I was a bit surprised to find some European museums where the works were not apparently protected from sunlight, and the windows were even open. Perhaps they drape the windows when the sun threatens their paintings. It was quite a contrast from home, where the museum is strictly climate controlled, with recording devices in almost every gallery to check the temperature and humidity.

Because I know of the damage that flashes cause to paintings, I never use a flash to take a picture of a painting, even when it is allowed. I always ask on entering what the policy is. Some museums bar photography, some bar flash photography, and some bar flash photography only for the paintings; statuary is fair game. Frankly, it is easy to forget to turn off the flash, so if I ran a museum I would either ban flash, or ban photography altogether (just because it would be easier to administer that policy).

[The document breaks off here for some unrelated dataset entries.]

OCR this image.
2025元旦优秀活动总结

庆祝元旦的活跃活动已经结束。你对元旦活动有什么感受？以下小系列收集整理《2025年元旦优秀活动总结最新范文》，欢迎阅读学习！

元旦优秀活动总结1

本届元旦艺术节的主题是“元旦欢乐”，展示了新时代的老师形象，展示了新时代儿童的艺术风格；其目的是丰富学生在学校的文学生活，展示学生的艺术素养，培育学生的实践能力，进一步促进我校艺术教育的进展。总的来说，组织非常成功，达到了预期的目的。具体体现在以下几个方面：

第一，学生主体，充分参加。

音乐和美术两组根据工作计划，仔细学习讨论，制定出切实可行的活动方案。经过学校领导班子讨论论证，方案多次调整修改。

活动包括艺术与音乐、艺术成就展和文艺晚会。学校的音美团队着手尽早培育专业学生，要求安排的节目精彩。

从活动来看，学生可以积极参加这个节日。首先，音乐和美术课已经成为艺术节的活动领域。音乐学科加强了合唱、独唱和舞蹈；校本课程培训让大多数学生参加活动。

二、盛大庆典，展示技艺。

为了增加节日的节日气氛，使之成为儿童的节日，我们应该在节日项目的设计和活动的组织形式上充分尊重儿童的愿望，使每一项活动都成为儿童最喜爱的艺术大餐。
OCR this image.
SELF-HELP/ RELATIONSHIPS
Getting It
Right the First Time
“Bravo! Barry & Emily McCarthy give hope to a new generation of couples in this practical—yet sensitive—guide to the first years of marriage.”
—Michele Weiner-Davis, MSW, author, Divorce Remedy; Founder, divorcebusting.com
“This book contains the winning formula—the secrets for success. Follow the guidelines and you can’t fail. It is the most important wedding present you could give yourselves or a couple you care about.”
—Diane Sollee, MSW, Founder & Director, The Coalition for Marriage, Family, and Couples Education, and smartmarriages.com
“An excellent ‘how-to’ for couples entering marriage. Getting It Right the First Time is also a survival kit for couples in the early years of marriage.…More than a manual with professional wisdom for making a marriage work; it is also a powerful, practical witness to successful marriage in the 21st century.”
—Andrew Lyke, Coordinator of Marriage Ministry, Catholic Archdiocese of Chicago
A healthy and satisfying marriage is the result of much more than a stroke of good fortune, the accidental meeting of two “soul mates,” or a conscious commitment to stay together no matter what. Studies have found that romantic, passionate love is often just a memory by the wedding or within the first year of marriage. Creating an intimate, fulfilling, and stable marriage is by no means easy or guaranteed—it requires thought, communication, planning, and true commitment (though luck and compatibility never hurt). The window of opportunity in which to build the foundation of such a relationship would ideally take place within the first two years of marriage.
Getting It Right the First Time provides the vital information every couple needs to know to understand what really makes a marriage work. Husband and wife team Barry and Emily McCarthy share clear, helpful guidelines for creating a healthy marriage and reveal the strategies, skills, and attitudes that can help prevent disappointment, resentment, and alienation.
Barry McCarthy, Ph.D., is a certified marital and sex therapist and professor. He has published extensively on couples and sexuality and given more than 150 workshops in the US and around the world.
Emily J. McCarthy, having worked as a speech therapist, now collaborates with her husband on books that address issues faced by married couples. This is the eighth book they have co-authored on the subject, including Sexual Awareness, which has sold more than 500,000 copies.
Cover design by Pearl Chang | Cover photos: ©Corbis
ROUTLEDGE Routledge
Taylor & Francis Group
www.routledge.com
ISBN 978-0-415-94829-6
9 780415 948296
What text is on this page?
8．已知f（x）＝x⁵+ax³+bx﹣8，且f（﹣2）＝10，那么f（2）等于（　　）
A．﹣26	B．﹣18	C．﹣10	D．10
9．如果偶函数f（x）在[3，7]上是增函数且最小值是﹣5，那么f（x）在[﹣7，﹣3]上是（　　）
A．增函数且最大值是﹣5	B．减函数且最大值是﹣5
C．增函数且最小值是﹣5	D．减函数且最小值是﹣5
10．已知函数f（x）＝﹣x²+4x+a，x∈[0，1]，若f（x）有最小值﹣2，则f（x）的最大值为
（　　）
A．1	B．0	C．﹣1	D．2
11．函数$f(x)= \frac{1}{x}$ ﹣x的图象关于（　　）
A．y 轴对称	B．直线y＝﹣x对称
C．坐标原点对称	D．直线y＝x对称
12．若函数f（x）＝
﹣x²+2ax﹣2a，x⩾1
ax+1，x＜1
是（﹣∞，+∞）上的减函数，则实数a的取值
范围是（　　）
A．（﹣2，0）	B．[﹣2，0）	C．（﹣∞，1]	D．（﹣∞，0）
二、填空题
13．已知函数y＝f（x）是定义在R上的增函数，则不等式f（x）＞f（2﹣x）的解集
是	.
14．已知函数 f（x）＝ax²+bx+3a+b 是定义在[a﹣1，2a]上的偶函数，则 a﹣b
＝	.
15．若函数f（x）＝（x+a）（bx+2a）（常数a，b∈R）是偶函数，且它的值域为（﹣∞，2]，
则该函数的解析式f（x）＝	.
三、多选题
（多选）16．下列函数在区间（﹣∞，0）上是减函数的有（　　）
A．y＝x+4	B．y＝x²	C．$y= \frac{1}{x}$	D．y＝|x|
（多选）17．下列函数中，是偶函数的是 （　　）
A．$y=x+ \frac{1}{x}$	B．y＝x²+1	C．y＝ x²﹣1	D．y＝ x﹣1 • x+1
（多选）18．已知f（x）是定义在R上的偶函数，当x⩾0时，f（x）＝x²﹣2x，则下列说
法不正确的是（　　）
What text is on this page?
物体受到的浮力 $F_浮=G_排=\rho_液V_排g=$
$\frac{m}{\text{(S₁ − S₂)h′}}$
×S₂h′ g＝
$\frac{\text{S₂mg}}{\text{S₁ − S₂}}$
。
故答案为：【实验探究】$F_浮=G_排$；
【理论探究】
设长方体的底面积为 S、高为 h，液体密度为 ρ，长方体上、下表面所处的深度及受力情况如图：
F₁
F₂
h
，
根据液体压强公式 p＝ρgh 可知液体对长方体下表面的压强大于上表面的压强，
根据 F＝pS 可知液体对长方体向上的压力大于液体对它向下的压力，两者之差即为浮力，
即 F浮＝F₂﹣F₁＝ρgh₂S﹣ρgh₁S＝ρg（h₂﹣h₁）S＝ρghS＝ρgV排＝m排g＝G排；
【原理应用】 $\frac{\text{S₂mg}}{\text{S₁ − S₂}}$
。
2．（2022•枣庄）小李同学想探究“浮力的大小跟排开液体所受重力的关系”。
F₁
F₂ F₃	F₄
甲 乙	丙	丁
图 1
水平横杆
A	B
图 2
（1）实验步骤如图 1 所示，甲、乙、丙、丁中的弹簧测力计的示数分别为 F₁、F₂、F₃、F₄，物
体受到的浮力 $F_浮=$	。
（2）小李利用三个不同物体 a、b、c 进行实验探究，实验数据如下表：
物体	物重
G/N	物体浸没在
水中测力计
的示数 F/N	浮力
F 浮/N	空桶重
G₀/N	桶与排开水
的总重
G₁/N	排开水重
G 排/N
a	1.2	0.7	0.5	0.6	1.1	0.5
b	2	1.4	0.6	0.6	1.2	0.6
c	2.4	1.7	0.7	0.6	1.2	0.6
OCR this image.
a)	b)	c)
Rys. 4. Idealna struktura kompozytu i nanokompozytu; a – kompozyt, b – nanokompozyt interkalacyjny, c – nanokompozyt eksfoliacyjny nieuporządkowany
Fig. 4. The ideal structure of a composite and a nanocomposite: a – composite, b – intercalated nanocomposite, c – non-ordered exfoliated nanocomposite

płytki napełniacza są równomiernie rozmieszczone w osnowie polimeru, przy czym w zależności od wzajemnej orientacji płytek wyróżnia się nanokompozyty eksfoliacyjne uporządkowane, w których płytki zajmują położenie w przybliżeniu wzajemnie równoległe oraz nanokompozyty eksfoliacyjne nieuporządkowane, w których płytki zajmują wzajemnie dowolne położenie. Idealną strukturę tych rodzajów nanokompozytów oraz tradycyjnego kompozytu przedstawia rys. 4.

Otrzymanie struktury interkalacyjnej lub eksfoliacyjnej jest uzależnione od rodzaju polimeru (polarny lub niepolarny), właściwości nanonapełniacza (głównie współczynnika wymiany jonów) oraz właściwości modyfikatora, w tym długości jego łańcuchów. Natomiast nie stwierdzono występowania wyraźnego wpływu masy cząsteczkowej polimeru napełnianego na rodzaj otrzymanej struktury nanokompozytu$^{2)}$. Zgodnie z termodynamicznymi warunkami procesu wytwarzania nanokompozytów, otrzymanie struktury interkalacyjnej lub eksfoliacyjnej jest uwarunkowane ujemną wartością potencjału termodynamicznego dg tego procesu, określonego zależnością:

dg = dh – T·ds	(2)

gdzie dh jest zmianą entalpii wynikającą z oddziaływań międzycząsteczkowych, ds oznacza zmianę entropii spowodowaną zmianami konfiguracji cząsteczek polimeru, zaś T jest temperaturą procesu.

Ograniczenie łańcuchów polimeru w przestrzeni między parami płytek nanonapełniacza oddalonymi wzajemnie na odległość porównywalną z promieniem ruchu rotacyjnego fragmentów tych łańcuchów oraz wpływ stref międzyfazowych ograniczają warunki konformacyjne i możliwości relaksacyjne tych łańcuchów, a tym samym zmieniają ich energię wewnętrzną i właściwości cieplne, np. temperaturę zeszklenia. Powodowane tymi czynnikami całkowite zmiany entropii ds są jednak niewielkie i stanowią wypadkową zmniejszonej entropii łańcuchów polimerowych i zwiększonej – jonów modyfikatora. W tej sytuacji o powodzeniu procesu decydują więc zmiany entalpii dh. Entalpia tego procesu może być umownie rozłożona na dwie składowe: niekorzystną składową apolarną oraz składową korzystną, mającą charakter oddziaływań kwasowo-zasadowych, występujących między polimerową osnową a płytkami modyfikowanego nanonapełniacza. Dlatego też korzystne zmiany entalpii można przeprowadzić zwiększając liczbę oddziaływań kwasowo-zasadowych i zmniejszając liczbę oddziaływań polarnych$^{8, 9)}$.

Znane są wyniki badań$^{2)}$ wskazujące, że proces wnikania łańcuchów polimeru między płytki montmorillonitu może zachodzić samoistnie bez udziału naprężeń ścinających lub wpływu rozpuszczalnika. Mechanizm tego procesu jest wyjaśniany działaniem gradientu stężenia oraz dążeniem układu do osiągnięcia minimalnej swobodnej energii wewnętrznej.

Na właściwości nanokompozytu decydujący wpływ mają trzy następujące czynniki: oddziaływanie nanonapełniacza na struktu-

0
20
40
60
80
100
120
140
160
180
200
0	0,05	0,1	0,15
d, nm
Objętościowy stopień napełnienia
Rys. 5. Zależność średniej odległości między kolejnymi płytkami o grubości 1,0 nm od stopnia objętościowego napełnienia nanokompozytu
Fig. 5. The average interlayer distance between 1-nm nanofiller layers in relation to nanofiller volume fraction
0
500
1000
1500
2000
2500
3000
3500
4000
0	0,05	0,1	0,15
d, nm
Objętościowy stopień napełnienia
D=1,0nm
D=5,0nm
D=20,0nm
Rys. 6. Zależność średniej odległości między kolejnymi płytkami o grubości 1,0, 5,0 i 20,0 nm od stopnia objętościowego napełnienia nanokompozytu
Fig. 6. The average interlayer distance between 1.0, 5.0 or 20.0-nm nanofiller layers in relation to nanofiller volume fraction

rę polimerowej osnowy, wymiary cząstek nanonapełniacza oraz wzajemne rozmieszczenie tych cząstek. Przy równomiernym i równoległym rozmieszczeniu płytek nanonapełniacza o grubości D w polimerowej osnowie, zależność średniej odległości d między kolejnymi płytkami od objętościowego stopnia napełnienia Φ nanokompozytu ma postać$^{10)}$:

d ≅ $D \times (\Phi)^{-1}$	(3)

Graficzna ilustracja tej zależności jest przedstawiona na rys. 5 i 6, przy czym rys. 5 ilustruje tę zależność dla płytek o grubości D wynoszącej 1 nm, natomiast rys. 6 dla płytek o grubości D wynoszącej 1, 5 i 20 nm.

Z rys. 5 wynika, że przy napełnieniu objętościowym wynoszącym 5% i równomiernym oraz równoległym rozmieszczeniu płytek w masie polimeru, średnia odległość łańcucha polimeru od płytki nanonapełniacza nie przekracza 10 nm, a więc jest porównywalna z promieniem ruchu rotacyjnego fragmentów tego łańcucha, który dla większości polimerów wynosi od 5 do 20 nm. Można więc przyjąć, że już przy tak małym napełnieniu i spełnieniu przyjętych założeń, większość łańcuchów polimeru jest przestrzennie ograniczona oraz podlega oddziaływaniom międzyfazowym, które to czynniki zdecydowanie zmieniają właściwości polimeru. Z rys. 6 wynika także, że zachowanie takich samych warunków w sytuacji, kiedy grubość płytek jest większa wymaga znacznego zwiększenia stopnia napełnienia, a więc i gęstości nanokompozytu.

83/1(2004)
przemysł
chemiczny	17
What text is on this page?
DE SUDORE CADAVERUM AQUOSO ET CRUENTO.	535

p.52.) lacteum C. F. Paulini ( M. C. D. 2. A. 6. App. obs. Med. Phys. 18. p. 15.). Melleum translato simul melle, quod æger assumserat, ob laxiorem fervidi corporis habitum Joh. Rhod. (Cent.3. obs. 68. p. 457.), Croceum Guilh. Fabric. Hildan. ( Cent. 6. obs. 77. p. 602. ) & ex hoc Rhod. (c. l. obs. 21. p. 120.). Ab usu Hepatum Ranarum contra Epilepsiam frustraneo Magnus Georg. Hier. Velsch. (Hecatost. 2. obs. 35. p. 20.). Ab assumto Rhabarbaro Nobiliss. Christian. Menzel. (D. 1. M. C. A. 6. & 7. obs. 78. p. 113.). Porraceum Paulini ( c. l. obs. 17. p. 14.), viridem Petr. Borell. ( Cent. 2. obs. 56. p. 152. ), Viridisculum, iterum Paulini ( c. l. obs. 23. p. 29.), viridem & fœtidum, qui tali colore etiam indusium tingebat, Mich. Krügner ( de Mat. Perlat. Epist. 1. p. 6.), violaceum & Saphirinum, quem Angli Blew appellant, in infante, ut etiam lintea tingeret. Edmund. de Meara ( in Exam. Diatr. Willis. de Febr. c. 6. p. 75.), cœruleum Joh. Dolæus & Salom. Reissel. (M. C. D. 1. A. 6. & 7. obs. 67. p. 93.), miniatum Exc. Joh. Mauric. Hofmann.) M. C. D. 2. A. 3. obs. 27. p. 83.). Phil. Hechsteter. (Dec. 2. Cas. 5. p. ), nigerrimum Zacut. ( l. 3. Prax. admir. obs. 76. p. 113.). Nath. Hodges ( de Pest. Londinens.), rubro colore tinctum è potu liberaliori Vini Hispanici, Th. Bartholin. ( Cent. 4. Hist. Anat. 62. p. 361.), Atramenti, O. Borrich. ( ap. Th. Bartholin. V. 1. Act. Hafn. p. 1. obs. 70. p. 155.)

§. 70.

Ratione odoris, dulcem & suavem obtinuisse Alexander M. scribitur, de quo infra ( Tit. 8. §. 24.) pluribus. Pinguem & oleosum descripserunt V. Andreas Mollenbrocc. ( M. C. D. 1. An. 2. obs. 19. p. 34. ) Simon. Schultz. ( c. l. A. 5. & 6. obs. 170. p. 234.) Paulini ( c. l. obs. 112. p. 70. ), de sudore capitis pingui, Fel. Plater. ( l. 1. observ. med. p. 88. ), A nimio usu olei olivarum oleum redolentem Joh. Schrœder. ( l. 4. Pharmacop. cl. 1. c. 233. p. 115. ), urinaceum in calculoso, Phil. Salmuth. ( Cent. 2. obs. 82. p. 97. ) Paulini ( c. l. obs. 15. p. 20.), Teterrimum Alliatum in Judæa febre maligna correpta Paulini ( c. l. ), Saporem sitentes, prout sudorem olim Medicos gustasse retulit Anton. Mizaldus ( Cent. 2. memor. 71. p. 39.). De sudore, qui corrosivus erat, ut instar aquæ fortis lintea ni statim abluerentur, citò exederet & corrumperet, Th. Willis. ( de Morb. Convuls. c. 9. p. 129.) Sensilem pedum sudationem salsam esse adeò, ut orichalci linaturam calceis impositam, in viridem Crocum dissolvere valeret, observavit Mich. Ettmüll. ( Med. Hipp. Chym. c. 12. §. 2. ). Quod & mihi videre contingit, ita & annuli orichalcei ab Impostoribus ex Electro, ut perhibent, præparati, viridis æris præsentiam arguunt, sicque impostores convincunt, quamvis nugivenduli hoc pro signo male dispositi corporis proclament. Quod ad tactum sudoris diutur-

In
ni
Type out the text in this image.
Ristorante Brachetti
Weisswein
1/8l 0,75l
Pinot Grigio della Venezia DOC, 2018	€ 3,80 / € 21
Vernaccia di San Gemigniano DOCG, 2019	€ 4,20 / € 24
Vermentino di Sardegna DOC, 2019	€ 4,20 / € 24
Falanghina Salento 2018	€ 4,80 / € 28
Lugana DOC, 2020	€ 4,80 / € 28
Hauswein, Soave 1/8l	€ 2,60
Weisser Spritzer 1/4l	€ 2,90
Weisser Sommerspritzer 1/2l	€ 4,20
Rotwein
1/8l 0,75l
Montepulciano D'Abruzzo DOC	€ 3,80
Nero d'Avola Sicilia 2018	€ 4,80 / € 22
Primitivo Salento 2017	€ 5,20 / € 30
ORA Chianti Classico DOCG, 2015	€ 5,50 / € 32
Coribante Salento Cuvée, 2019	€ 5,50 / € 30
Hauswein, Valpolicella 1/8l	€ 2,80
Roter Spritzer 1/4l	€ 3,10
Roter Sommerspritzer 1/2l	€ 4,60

It is true that there is an economic incentive for museums to bar photography so we will buy their pictures. I rue that policy, because at the end of our trip, I have my most meaningful pictures done up in a book, which becomes a memento of our visit; I suppose I could buy their best picture, take a picture of the picture, and get it into my book that way. But still, I didn't see any pictures for sale of the slaves at the Accademia, which I had found very moving, so I have a picture of a slave only in our book on Paris.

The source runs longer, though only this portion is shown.